Comme vous l'avez rappelé, le taux de chômage y est élevé : 9,6 %, soit un point
de plus que la moyenne régionale. Le taux est même supérieur à la moyenne
nationale, même si, sur l'ensemble de l'Auvergne, le taux de chômage est
heureusement un peu plus faible que la moyenne nationale. Surtout, il existe
sur ce territoire des inquiétudes pour la suite, que vous avez relevées avec les
connaissances et la précision qui sont les vôtres. Il y a les suppressions
d'emplois chez Valeo, les inquiétudes sur le site ex-Alcan, repris aujourd'hui
par Rio Tinto, les menaces pesant sur la filière aéronautique, sans compter le
dossier de Voxan, qui a été assez fortement médiatisé et qui constitue lui aussi
un sujet de préoccupation. À ce stade, nous avons essayé de mobiliser, pour
soutenir votre territoire, des dispositifs comme l'activité partielle, qui a
d'ailleurs été très utilisée et qui a permis à un certain nombre de PME de
garder leurs salariés, de ne pas recourir à des plans de licenciements et, en
même temps, d'apporter des compensations en termes de salaires. Nous sommes
prêts à aller plus loin, conjointement avec vous, si vous le souhaitez, en
mobilisant des outils de formation et de requalification plus efficaces, qui
permettraient une meilleure indemnisation pour les salaires et offriraient en
même temps la possibilité de mieux organiser les parcours de reconversion
professionnelle. Par ailleurs, vous attirez mon attention sur trois
dossiers. D'abord, sur Valeo, vous soulignez le fait que la suppression des
heures supplémentaires et le recours au travail partiel n'ont pas été opérés de
manière très rationnelle. Je vais demander à mon administration de faire
rapidement le point sur ce sujet. Ensuite, concernant le dossier d'Alcan, je
me ferai auprès de Christian Estrosi le relais des préoccupations et des
attentes qui sont les vôtres. Enfin, sur les aides pour le financement du
tissu de PME, et si vous en êtes d'accord, je me rapprocherai de mon collègue
Brice Hortefeux pour voir comment assurer le mieux possible une aide pendant la
période de transition que vont constituer les six à huit mois qui viennent et
qui seront déterminants pour le tissu industriel d'Issoire. M. le
président. La parole est à M. Jean-Paul Bacquet. M.

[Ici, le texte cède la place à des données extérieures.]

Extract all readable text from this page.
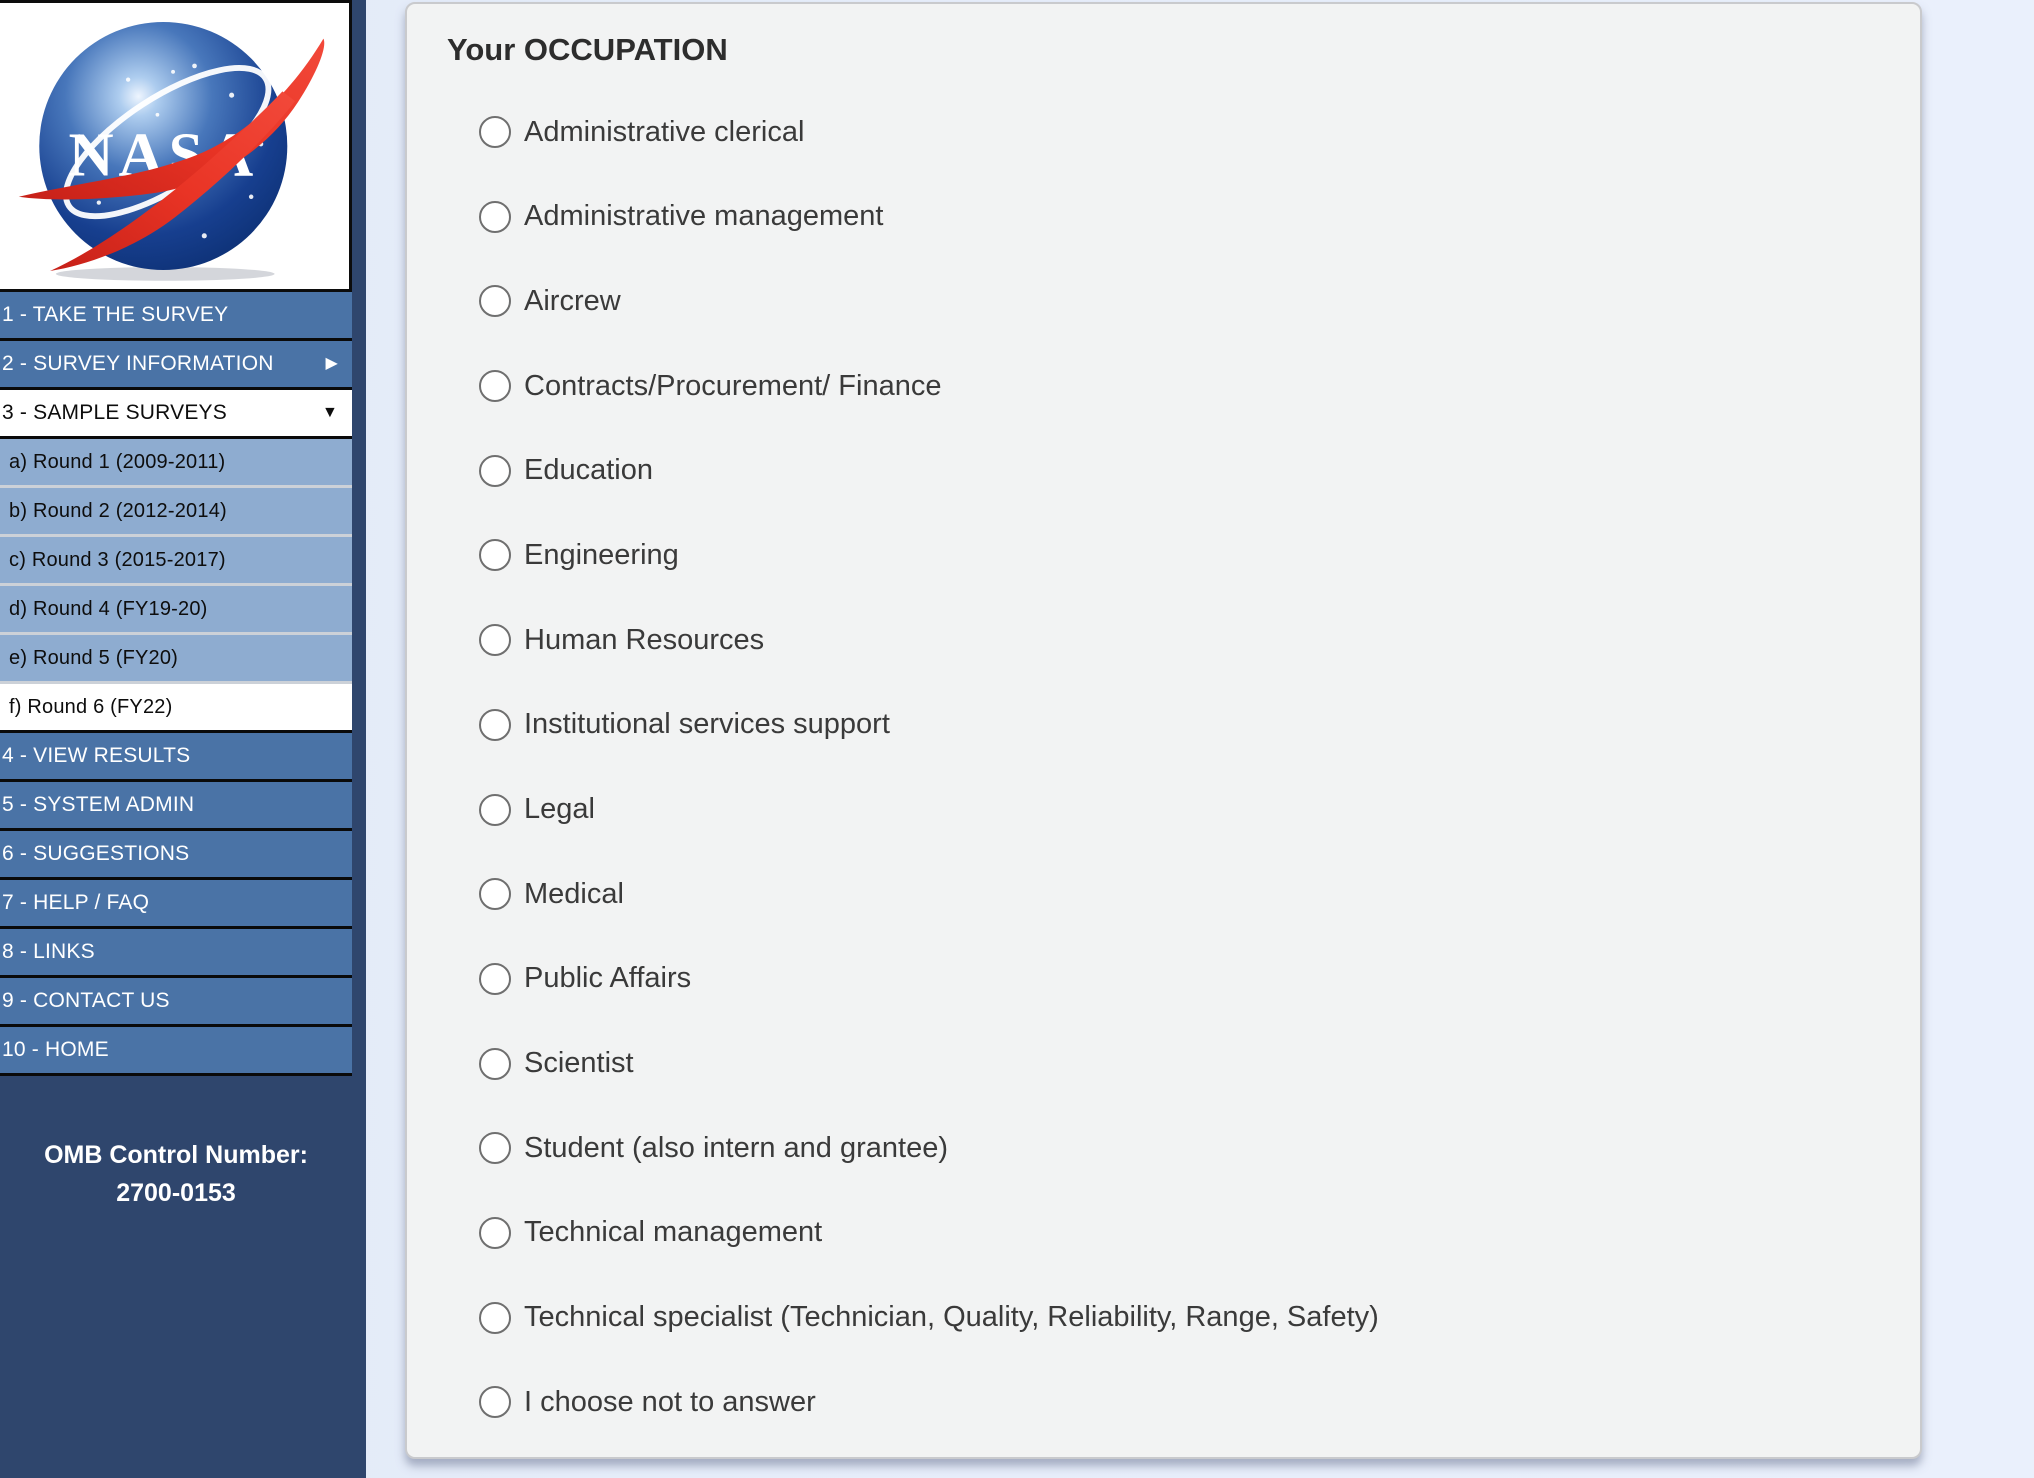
NASA
1 - TAKE THE SURVEY
2 - SURVEY INFORMATION	▶
3 - SAMPLE SURVEYS	▼
a) Round 1 (2009-2011)
b) Round 2 (2012-2014)
c) Round 3 (2015-2017)
d) Round 4 (FY19-20)
e) Round 5 (FY20)
f) Round 6 (FY22)
4 - VIEW RESULTS
5 - SYSTEM ADMIN
6 - SUGGESTIONS
7 - HELP / FAQ
8 - LINKS
9 - CONTACT US
10 - HOME
OMB Control Number:
2700-0153
Your OCCUPATION
Administrative clerical
Administrative management
Aircrew
Contracts/Procurement/ Finance
Education
Engineering
Human Resources
Institutional services support
Legal
Medical
Public Affairs
Scientist
Student (also intern and grantee)
Technical management
Technical specialist (Technician, Quality, Reliability, Range, Safety)
I choose not to answer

Jean-Paul Bacquet. Monsieur le secrétaire d'État, je vous remercie de
votre réponse. J'en profite aussi pour remercier M. Christian Estrosi, ministre
chargé de l'industrie, de nous avoir reçus avec le maire d'Issoire et de nous
avoir écoutés et, je le crois, entendus. D'abord, et surtout, il ne faut pas
refaire la même erreur que lors de la vente de Pechiney. Ensuite, il faut faire
en sorte que le site d'Issoire soit préservé et qu'il soit demain un site
d'avenir, avec des investissements majeurs sur l'aluminium et le lithium, si
possible en partenariat avec Airbus. En outre - et si nécessaire - il faut
que l'État s'engage, au travers du fonds stratégique d'investissement, pour
faire en sorte que l'on sauvegarde cet outil industriel exceptionnel. Par
ailleurs, n'oublions pas que, derrière la question des entreprises en tant que
telles, il y a le drame de ceux qui sont licenciés. Il faut savoir que, sur les
soixante-dix-neuf personnes chargées de la maintenance qui devaient être
licenciées, vingt-neuf ont moins de cinquante-cinq ans. Elles seront donc
licenciées et connaîtront de grandes difficultés, alors que l'entreprise a
réalisé 30 millions de bénéfices cette année et 300 millions sur les cinq
dernières années. Enfin, monsieur le secrétaire d'État - vous avez conclu sur
ce sujet, et je vous en remercie -, il faut en effet pousser les banques à jouer
le jeu, car, lorsqu'elles ont été en difficulté, le Gouvernement n'a pas hésité
à leur apporter le soutien qu'elles demandaient, sans contreparties, ce que je
regrette. Il faudrait tout de même que, aujourd'hui, elles renvoient
l'ascenseur.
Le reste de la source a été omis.